The series started a couple of years ago, and the most recent volume covers 1959-1960, and so far, it’s been a bit of a revelation, even for someone like me, who read many of these in various compilations as I was growing up. Those compilations were usually “greatest hits,” and, of course, I was reading them in a world where Peanuts was at the very height of its cultural relevance. To me, Woodstock was a bird before it was a concert.
Fast-forward a few decades, and reading the strips from the very beginning, and I see something totally different: those early strips were pretty weird.
Think about it: these preternaturally smart little kids, running around in an adultless world (in the midst of a decade famous for the cultural superiority of the nuclear family), with most of the characters full of melancholia and self-doubt. Lucy is the “villan” of the strip not because she is in any way evil, but because she’s the most self-assured.
And it’s fun to watch how the characters evolve over that decade: Schroeder, Linus and Sally all start as babies; Snoopy as a puppy and isn’t necessarily anybody’s dog; Shermy, Violet and Patty are still major characters. However, Schulz soon figured out what he was good at, and by 1960, most of the character traits that sustained Schulz for the rest of his life have been established: Charlie Brown’s continual failures; Linus’ need for his blanket; Snoopy’s imagination; Schroeder’s fixation on Beethoven.
You know the drill, even if you disdain it. And if you disdain it, you’ve probably never read these early strips.

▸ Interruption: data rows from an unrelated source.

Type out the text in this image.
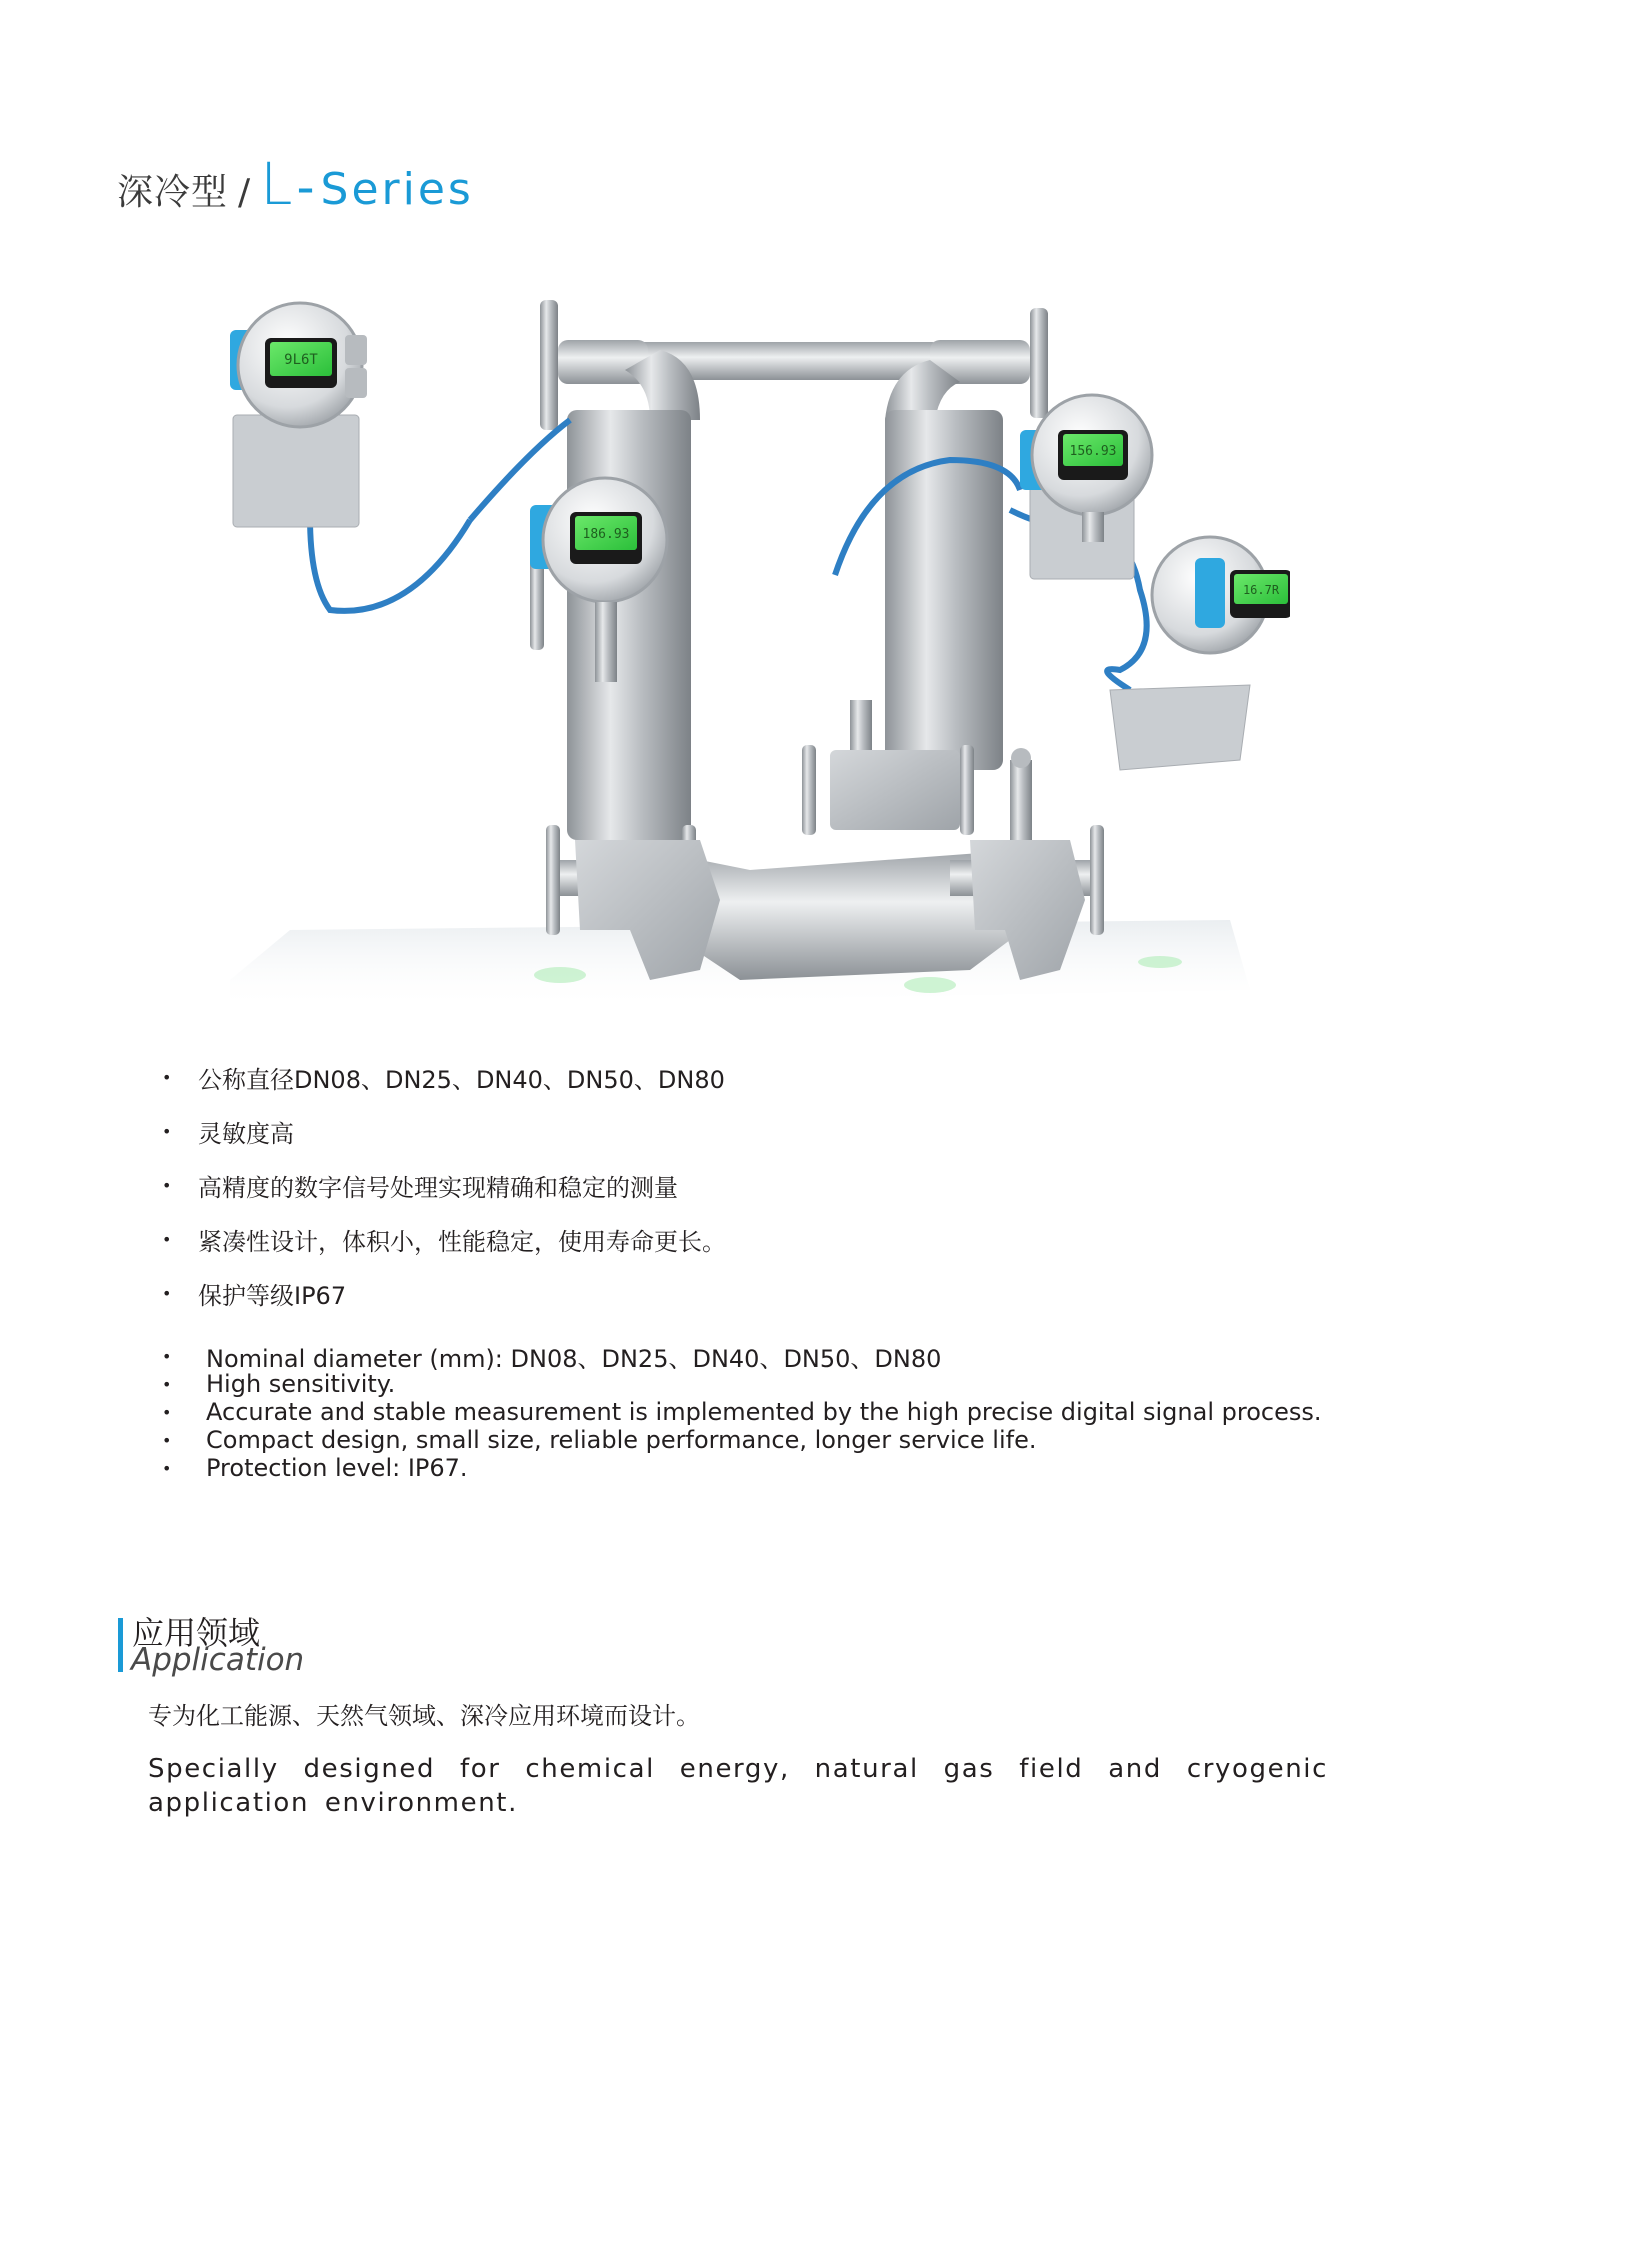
深冷型 / L - Series
9L6T
186.93
156.93
16.7R
•	公称直径DN08、DN25、DN40、DN50、DN80
•	灵敏度高
•	高精度的数字信号处理实现精确和稳定的测量
•	紧凑性设计，体积小，性能稳定，使用寿命更长。
•	保护等级IP67
•	Nominal diameter (mm): DN08、DN25、DN40、DN50、DN80
•	High sensitivity.
•	Accurate and stable measurement is implemented by the high precise digital signal process.
•	Compact design, small size, reliable performance, longer service life.
•	Protection level: IP67.
应用领域
Application
专为化工能源、天然气领域、深冷应用环境而设计。
Specially designed for chemical energy, natural gas field and cryogenic application environment.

I personally plan on buying the next 10 or so, which will take the series into the 1980s, where it became painfully obvious even to me that Schulz was pretty much recycling gags — formally introduced by, um, the character of “Rerun.”
By that time, of course, the Peanuts characters had pretty much made appearances on every conceivable product, and Schulz was just doing it because he didn’t know how to stop.
Quite literally: he died the day before his last published strip, a fitting end to a man who poured his life into a half-century of work.